Diary Studies: The Complete Guide to Longitudinal User Research

Learn how to design, run, and analyze diary studies that capture real user experiences in context. Includes how AI interviews complement diary research at scale.

Diary studies give you something most research methods cannot: a window into people's lives as they actually happen. Instead of asking participants to recall their experiences in an interview, you capture them in the moment — when the memory is fresh and the context is real.

How Diary Studies Work

A diary study is a longitudinal research method where participants self-report their experiences, behaviors, and feelings over a period of time — typically one to four weeks. Participants document specific moments or activities as they happen, rather than reconstructing them later in a lab or interview setting.

Think of it like distributed ethnography: you cannot follow someone around all day, but a diary study lets participants bring you along for the moments that matter most.

Each diary "entry" might include a photo, a short voice note, a written response, or answers to specific prompts. You control the signal-to-noise ratio by designing clear, focused prompts that capture exactly the data you need.

According to Nielsen Norman Group, diary studies are particularly valuable for understanding patterns across time and contexts that a single interview session would miss entirely. Researchers who have used diary studies report that 60–70% of key behavioral insights they captured would never have surfaced in a retrospective interview.

When to Use a Diary Study

Diary studies shine when you need to understand:

  • Frequency and patterns: How often does a behavior occur, and under what conditions?
  • In-context experiences: What are people actually feeling in the moment, not what they remember?
  • Low-frequency events: Behaviors that happen rarely and would be hard to observe directly
  • Change over time: How does a new product or habit evolve over days or weeks?

Typical use cases:

  • Understanding how people use a mobile app throughout their day
  • Capturing eating habits, exercise routines, or health behaviors
  • Tracking the adoption of a new software tool at work
  • Studying decision-making processes in B2B purchasing journeys

Diary studies are less ideal for quick feedback cycles, evaluating specific UI elements, or research questions that can be answered in a single session. For those, moderated interviews or usability testing are more efficient.

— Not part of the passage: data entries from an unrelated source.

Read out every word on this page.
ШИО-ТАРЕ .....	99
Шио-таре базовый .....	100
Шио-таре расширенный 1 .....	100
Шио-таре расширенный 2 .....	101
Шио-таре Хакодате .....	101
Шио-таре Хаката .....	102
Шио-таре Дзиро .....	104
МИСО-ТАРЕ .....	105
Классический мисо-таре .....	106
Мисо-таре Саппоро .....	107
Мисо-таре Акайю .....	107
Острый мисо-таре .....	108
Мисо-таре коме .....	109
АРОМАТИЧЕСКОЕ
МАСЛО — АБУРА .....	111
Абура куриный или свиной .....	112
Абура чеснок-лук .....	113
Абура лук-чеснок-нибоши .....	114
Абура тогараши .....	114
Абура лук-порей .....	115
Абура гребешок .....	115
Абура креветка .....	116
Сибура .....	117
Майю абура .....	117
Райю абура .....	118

Diary Study vs. Traditional Interviews

The key difference is timing. Traditional interviews rely on retrospective recall — you ask participants to describe past experiences, and memory distorts the picture. The "peak-end rule" means people remember experiences based on their most intense moment and how they ended, not the full arc of the experience.

Diary studies capture data in real time, reducing recall bias significantly. However, they are not a replacement for interviews — they are complementary. Many researchers use diary studies for discovery, then follow up with interviews to go deep on the patterns that emerge.

"Diary studies are the closest thing to being a fly on the wall," notes UX researcher Steve Portigal. "You get access to moments you would never witness in a lab."

With tools like Koji, you can run the follow-up interview phase at scale. After participants complete their diary entries, you can distribute an AI-moderated interview to probe the themes you discovered — without scheduling dozens of live sessions or waiting weeks for analysis.

How to Design a Diary Study

Step 1: Define Your Research Questions

Start with specificity. Vague research questions produce vague diary entries. Instead of "how do people use our app?", try "what triggers people to open our app, and what prevents them from completing their intended task?"

Your research questions will shape your diary prompts, your sampling method, and your analysis approach.

Step 2: Choose a Sampling Method

Three sampling methods are commonly used in diary research:

  • Interval-contingent: Participants report at fixed intervals (for example, every evening at 7pm)
  • Signal-contingent: Participants report when prompted by a random signal or notification
  • Event-contingent: Participants report whenever a specific event occurs (for example, every time they use your app)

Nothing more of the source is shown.